What's behind the durian fruit's notorious stench
Most people who have tried durian either love it or hate it. The fruit's yellowish flesh is sweet and custard-like, but it comes with an overpowering stench of garbage. Scientists studying the unique fruit have now analyzed a set of 20 stinky and fruity chemical ingredients and found that a mere two compounds can re-create the overall smell. Their findings appear in ACS' Journal of Agricultural and Food Chemistry.

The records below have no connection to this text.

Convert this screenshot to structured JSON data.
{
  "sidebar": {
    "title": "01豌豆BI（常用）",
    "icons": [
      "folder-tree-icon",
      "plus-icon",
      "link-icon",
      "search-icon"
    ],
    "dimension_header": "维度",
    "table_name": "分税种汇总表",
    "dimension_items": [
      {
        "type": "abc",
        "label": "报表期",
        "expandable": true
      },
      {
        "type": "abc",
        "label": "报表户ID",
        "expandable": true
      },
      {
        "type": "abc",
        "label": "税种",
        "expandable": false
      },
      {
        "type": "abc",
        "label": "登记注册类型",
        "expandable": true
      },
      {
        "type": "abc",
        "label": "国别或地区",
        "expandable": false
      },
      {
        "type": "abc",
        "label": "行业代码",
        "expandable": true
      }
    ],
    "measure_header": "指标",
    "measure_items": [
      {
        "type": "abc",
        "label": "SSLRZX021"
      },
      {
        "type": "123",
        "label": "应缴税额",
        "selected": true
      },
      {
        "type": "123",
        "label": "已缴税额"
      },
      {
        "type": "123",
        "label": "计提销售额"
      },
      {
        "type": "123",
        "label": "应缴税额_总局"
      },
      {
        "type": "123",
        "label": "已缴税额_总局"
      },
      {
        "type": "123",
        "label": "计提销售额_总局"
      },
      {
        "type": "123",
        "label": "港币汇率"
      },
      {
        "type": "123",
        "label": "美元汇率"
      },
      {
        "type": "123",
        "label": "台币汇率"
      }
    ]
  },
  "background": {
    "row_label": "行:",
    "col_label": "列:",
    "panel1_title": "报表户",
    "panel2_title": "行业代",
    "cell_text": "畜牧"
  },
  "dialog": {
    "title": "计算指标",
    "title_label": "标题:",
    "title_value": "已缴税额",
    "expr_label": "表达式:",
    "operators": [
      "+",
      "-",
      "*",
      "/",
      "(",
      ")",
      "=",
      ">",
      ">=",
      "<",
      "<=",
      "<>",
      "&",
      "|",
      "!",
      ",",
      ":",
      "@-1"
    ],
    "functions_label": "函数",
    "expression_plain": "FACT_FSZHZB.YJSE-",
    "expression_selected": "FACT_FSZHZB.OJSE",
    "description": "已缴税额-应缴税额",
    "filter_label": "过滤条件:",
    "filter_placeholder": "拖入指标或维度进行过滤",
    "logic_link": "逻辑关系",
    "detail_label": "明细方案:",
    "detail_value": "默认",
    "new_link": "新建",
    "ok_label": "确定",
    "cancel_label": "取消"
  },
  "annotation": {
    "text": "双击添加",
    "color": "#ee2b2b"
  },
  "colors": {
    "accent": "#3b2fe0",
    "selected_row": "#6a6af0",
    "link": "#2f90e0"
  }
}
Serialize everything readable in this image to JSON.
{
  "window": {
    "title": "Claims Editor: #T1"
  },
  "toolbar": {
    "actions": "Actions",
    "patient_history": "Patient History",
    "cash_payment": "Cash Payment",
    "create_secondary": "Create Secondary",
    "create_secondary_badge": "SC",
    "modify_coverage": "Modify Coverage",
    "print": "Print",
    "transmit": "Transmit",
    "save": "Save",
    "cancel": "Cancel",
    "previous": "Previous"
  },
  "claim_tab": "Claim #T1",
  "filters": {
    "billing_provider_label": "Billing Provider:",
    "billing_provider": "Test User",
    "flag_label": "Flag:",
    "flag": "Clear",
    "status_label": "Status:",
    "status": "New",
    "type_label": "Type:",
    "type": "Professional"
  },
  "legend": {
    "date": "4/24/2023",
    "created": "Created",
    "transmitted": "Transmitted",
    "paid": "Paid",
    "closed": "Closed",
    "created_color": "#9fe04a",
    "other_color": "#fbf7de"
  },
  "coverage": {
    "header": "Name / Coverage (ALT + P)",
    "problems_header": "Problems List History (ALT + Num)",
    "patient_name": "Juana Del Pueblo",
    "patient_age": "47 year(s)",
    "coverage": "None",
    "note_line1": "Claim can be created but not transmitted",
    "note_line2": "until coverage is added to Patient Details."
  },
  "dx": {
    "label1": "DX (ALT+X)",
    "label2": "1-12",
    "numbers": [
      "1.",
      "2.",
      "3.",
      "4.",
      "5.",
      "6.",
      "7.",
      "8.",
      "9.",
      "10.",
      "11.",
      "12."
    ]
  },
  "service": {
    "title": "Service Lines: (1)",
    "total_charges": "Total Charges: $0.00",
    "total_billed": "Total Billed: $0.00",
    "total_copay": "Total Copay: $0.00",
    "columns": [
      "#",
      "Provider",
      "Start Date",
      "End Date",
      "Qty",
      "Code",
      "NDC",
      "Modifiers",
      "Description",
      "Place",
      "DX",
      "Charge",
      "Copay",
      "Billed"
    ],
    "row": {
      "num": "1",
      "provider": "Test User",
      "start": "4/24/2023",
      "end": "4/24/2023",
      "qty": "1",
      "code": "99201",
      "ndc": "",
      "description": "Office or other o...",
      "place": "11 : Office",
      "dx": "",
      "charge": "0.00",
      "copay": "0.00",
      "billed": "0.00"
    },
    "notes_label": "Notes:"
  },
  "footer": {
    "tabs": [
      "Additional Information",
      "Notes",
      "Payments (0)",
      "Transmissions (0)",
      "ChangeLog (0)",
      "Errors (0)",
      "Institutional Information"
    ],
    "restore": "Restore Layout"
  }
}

Native to southeast Asia - where the fruit is considered a delicacy, but also banned from some public spaces due to its odor—its appeal has spread to Westerners who relish trying distinct foods from around the world. Scientists interested in the fruit have identified several compounds that contribute to its smell, which has been said to reek of gym socks, garbage and rotting meat. Curious to better understand the complex scent, Martin Steinhaus and colleagues parsed the odor compounds further.
The researchers calculated the "odor activity values" of 19 of the durian's smelly compounds to see which ones were the most potent. Among the strongest were compounds that smelled of fruit, rotten onion and roasted onion. These were followed by chemicals with strong notes of cabbage and sulfur. Further experimentation found that putting just two specific compounds together—fruity ethyl (2S)-2-methylbutanoate and oniony 1-(ethylsulfanyl)ethanethiol—effectively resembled the fruit's entire set of odoriferous and fragrant compounds.
Sixteen compounds, previously identified as potent odorants by application of an aroma extract dilution analysis and the gas chromatography–olfactometry analysis of static headspace samples, were quantitated in the pulp of durians, variety Monthong, and odor activity values (OAVs) were calculated by dividing the concentrations obtained by the odor thresholds of the compounds in water. In combination with data recently reported for hydrogen sulfide and short-chain alkanethiols, OAVs > 1 were obtained for 19 compounds, among which ethyl (2S)-2-methylbutanoate (fruity; OAV 1700000), ethanethiol (rotten onion; OAV 480000), and 1-(ethylsulfanyl)ethane-1-thiol (roasted onion; OAV 250000) were the most potent, followed by methanethiol (rotten, cabbage; OAV 45000), ethane-1,1-dithiol (sulfury, durian; OAV 23000), and ethyl 2-methylpropanoate (fruity; OAV 22000). Aroma simulation and omission experiments revealed that the overall odor of durian pulp could be mimicked by only two compounds, namely, ethyl (2S)-2-methylbutanoate and 1-(ethylsulfanyl)ethane-1-thiol, when combined in their natural concentrations.